Microsoft has reportedly begun canceling most of its direct Claude Code licenses, according to The Verge, instead moving engineers toward using GitHub Copilot CLI.


This is just common sense. Why pay for Claude licenses when Claude’s models are in GitHub copilot, which they own and is integrated directly into their dev programs? It’s not scaling back AI.

And while the cost of ai compute can get very costly very quick, having talented developers using the AI tools enables them to get through mountains more work than they could without it, so it’s really paying for higher “productivity”/throughput.

This entry was edited (1 day ago)
in reply to ☆ Yσɠƚԋσʂ ☆

Meh, right now, and only if you're trying to replace the work force. At is current state, on a $30 a month Copilot plan you'll already see a huge gain in efficiency with supervised coding and agents doing minor chores and maintenance.

The average coder isn't better then opus 4.6. No, is not ready to run production code bases unsupervised. Yes, it's absolutely ready to do many many simple tasks autonomous and more complex coding with supervision.

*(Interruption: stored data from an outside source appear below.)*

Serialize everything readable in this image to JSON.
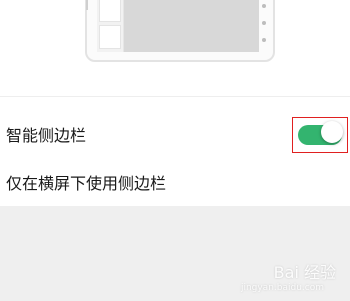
{
  "settings": {
    "items": [
      {
        "label": "智能侧边栏",
        "toggle_on": true
      },
      {
        "label": "仅在横屏下使用侧边栏"
      }
    ]
  },
  "colors": {
    "toggle_on": "#33b46f",
    "highlight": "#e02020",
    "bottom_bg": "#efefef"
  },
  "watermark": {
    "text": "Bai 经验",
    "sub": "jingyan.baidu.com"
  }
}
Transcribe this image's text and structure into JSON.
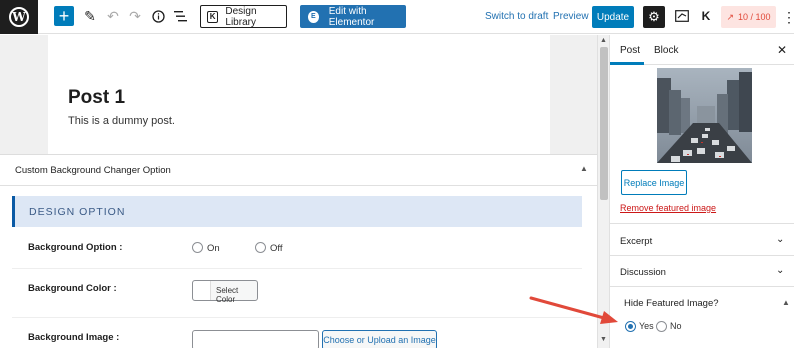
{
  "toolbar": {
    "design_library_label": "Design Library",
    "edit_elementor_label": "Edit with Elementor",
    "switch_to_draft": "Switch to draft",
    "preview": "Preview",
    "update": "Update",
    "score": "10 / 100",
    "icons": [
      "wordpress-logo",
      "plus",
      "pencil",
      "undo",
      "redo",
      "info",
      "list-view",
      "gear",
      "preview-panel",
      "kadence-k",
      "trend-arrow",
      "more-vertical"
    ]
  },
  "post": {
    "title": "Post 1",
    "body": "This is a dummy post."
  },
  "metabox": {
    "title": "Custom Background Changer Option",
    "section_heading": "DESIGN OPTION",
    "background_option_label": "Background Option :",
    "option_on": "On",
    "option_off": "Off",
    "background_color_label": "Background Color :",
    "select_color": "Select Color",
    "background_image_label": "Background Image :",
    "upload_image": "Choose or Upload an Image"
  },
  "sidebar": {
    "tab_post": "Post",
    "tab_block": "Block",
    "replace_image": "Replace Image",
    "remove_image": "Remove featured image",
    "excerpt": "Excerpt",
    "discussion": "Discussion",
    "hide_featured_title": "Hide Featured Image?",
    "yes": "Yes",
    "no": "No",
    "selected": "Yes"
  },
  "colors": {
    "accent": "#007cba",
    "elementor": "#2271b1",
    "danger": "#cc1818",
    "arrow": "#e1493a"
  }
}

If you take even a week to try out this shit with an eye for what's possible currently and have an ounce of common sense, I fail to see how folks don't realize this will absolutely change how software is delivered. Yes humans will be involved but there will be much much less direct coding and a lot more supervision over multiple concurrent tasks that have had the time to delivery cut significantly.

in reply to makeshift0546

I use these tools extensively, and they absolutely do not replace the need for a coder. The reality is that they're fundamentally incapable of telling whether something is correct or not in the business sense. And Simply churning out a ton of wrong code really fast doesn't actually help anybody.

They certainly can be a help for a developer. For example, I can fluently write code in any language now even if I'm not familiar with the stack or syntax. A skill that would've taken months of effort to build previously. But in terms of actual workflow, it's not all that much faster because I still have to review what the tool is doing, and human comprehension is still the bottleneck in the whole process.

in reply to ☆ Yσɠƚԋσʂ ☆

I wonder if anyone's figured out a way to automate burning corporate money through the constant use of AI. Like a bot that just chain prompts the same five questions on loop, or something.
in reply to Etterra

Someone sure did: github.com/dtnewman/burn-baby-…
in reply to unbuckled_easily933

License
MIT (but it's all vibe-coded so who really knows who owns it?). Burn responsibly. 🔥

That's hilarious if true

in reply to ☆ Yσɠƚԋσʂ ☆

Sure, if they are using Copilot. Copilot is fucking garbage.

If they made a model that was half as good as Claude or Kimi or Qwen, they wouldn't be in this mess.